Ultrasound-targeted microbubble destruction technology delivering -klotho to the heart enhances FGF21 sensitivity and attenuates heart remodeling post-myocardial infarction

Fibroblast growth factor (FGF)21 is a peptide hormone that improves mitochondrial function and energy metabolism, and the deficiency of its co-receptor beta-klotho (KLB) causes decreased FGF21 sensitivity. The present study examined whether the cardiac delivery of plasmids containing the KLB gene via ultrasound-targeted microbubble destruction (UTMD) enhances the efficacy of FGF21 against heart failure post-acute myocardial infarction (AMI). For this purpose, the levels of FGF21 in patients and rats with heart dysfunction post-infarction were determined using ELISA. Sprague-Dawley rats received the 3X UTMD-mediated delivery of KLB@cationic microbubbles (KLB@CMBs) 1 week following the induction of AMI. Echocardiography, histopathology and biochemical analysis were performed at 4 weeks following the induction of AMI. The results revealed that patients with heart failure post-infarction had higher serum FGF21 levels than the healthy controls. However, the downstream signal, KLB, but not alpha-klotho, was reduced in the heart tissues of rats with AMI. As was expected, treatment with FGF21 did not substantially attenuate heart remodeling post-infarction.
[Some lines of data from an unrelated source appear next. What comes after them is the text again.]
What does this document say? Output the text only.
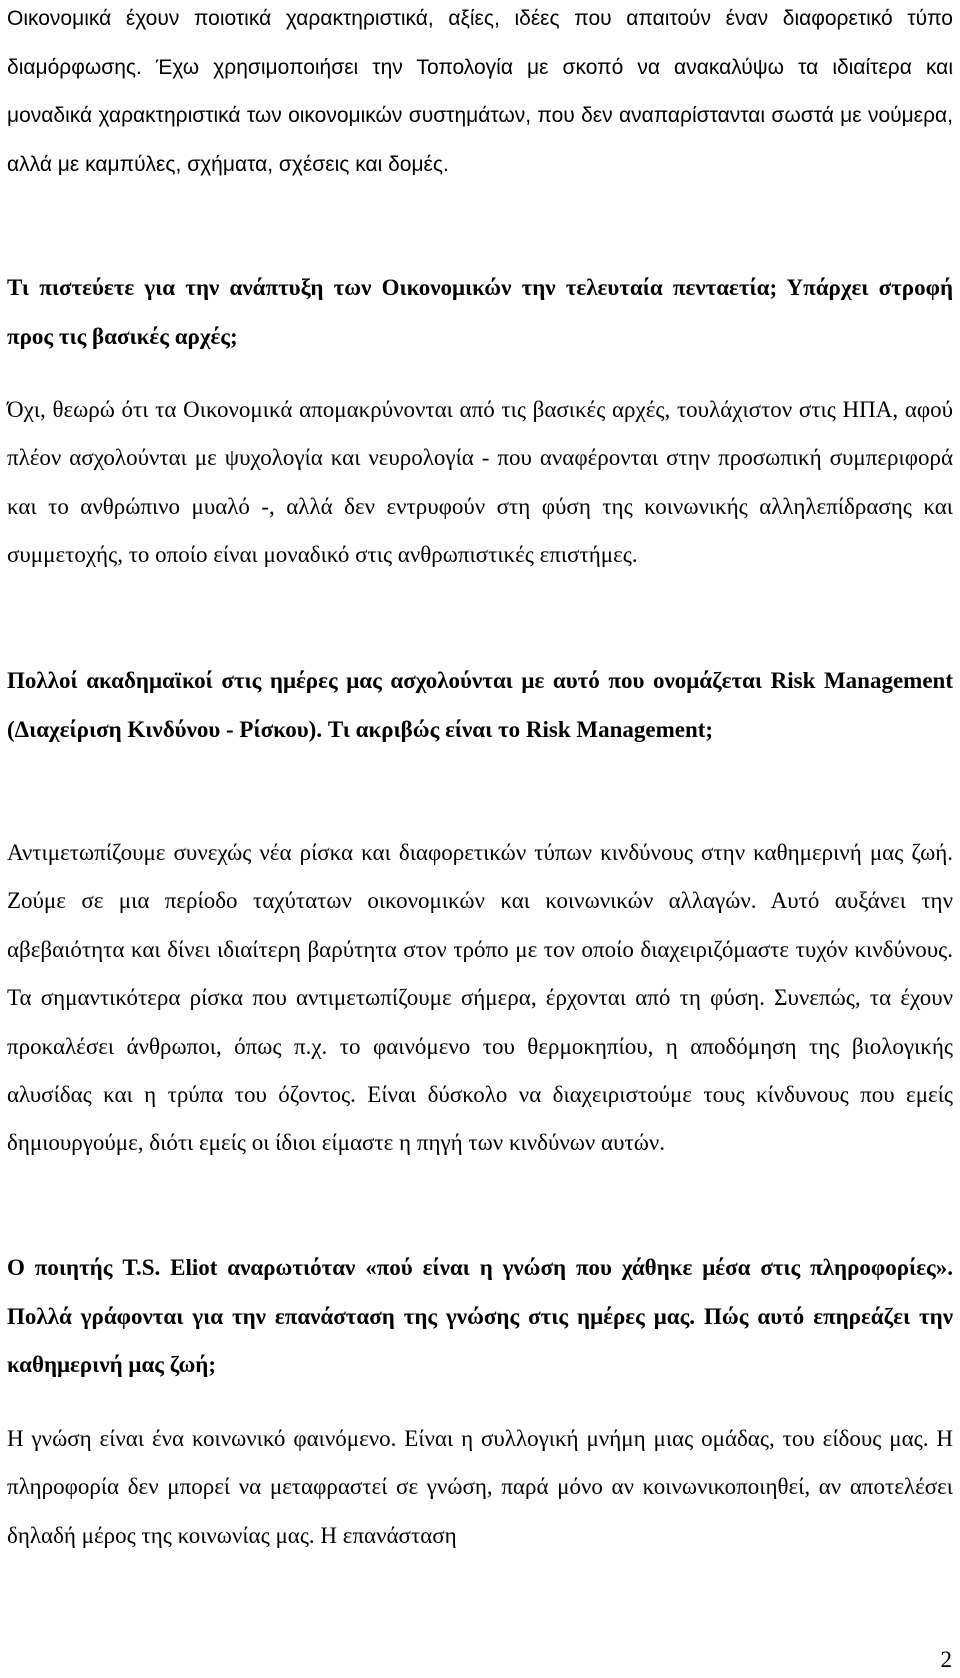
Οικονομικά έχουν ποιοτικά χαρακτηριστικά, αξίες, ιδέες που απαιτούν έναν διαφορετικό τύπο διαμόρφωσης. Έχω χρησιμοποιήσει την Τοπολογία με σκοπό να ανακαλύψω τα ιδιαίτερα και μοναδικά χαρακτηριστικά των οικονομικών συστημάτων, που δεν αναπαρίστανται σωστά με νούμερα, αλλά με καμπύλες, σχήματα, σχέσεις και δομές.

Τι πιστεύετε για την ανάπτυξη των Οικονομικών την τελευταία πενταετία; Υπάρχει στροφή προς τις βασικές αρχές;

Όχι, θεωρώ ότι τα Οικονομικά απομακρύνονται από τις βασικές αρχές, τουλάχιστον στις ΗΠΑ, αφού πλέον ασχολούνται με ψυχολογία και νευρολογία - που αναφέρονται στην προσωπική συμπεριφορά και το ανθρώπινο μυαλό -, αλλά δεν εντρυφούν στη φύση της κοινωνικής αλληλεπίδρασης και συμμετοχής, το οποίο είναι μοναδικό στις ανθρωπιστικές επιστήμες.

Πολλοί ακαδημαϊκοί στις ημέρες μας ασχολούνται με αυτό που ονομάζεται Risk Management (Διαχείριση Κινδύνου - Ρίσκου). Τι ακριβώς είναι το Risk Management;

Αντιμετωπίζουμε συνεχώς νέα ρίσκα και διαφορετικών τύπων κινδύνους στην καθημερινή μας ζωή. Ζούμε σε μια περίοδο ταχύτατων οικονομικών και κοινωνικών αλλαγών. Αυτό αυξάνει την αβεβαιότητα και δίνει ιδιαίτερη βαρύτητα στον τρόπο με τον οποίο διαχειριζόμαστε τυχόν κινδύνους. Τα σημαντικότερα ρίσκα που αντιμετωπίζουμε σήμερα, έρχονται από τη φύση. Συνεπώς, τα έχουν προκαλέσει άνθρωποι, όπως π.χ. το φαινόμενο του θερμοκηπίου, η αποδόμηση της βιολογικής αλυσίδας και η τρύπα του όζοντος. Είναι δύσκολο να διαχειριστούμε τους κίνδυνους που εμείς δημιουργούμε, διότι εμείς οι ίδιοι είμαστε η πηγή των κινδύνων αυτών.

Ο ποιητής T.S. Eliot αναρωτιόταν «πού είναι η γνώση που χάθηκε μέσα στις πληροφορίες». Πολλά γράφονται για την επανάσταση της γνώσης στις ημέρες μας. Πώς αυτό επηρεάζει την καθημερινή μας ζωή;

Η γνώση είναι ένα κοινωνικό φαινόμενο. Είναι η συλλογική μνήμη μιας ομάδας, του είδους μας. Η πληροφορία δεν μπορεί να μεταφραστεί σε γνώση, παρά μόνο αν κοινωνικοποιηθεί, αν αποτελέσει δηλαδή μέρος της κοινωνίας μας. Η επανάσταση

2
It was found that decreased receptors KLB in the heart may result in the insensitivity to FGF21 treatment. In vivo, the UTMD technology-mediated delivery of KLB@ CMBs to the heart significantly enhanced the effects of FGF21 administration on cardiac remodeling and mitochondrial dysfunction in the rats following infarction. The delivery of KLB to the heart by UTMD and the administration of FGF21 attenuated mitochondrial impairment and oxidative stress by activating nuclear factor erythroid 2-related factor 2 signals. On the whole, the present study demonstrates that the cardiac delivery of KLB significantly optimizes the cardioprotective effects of FGF21 therapy on adverse heart remodeling. UTMD appears a promising interdisciplinary approach with which to improve heart failure post-myocardial infarction.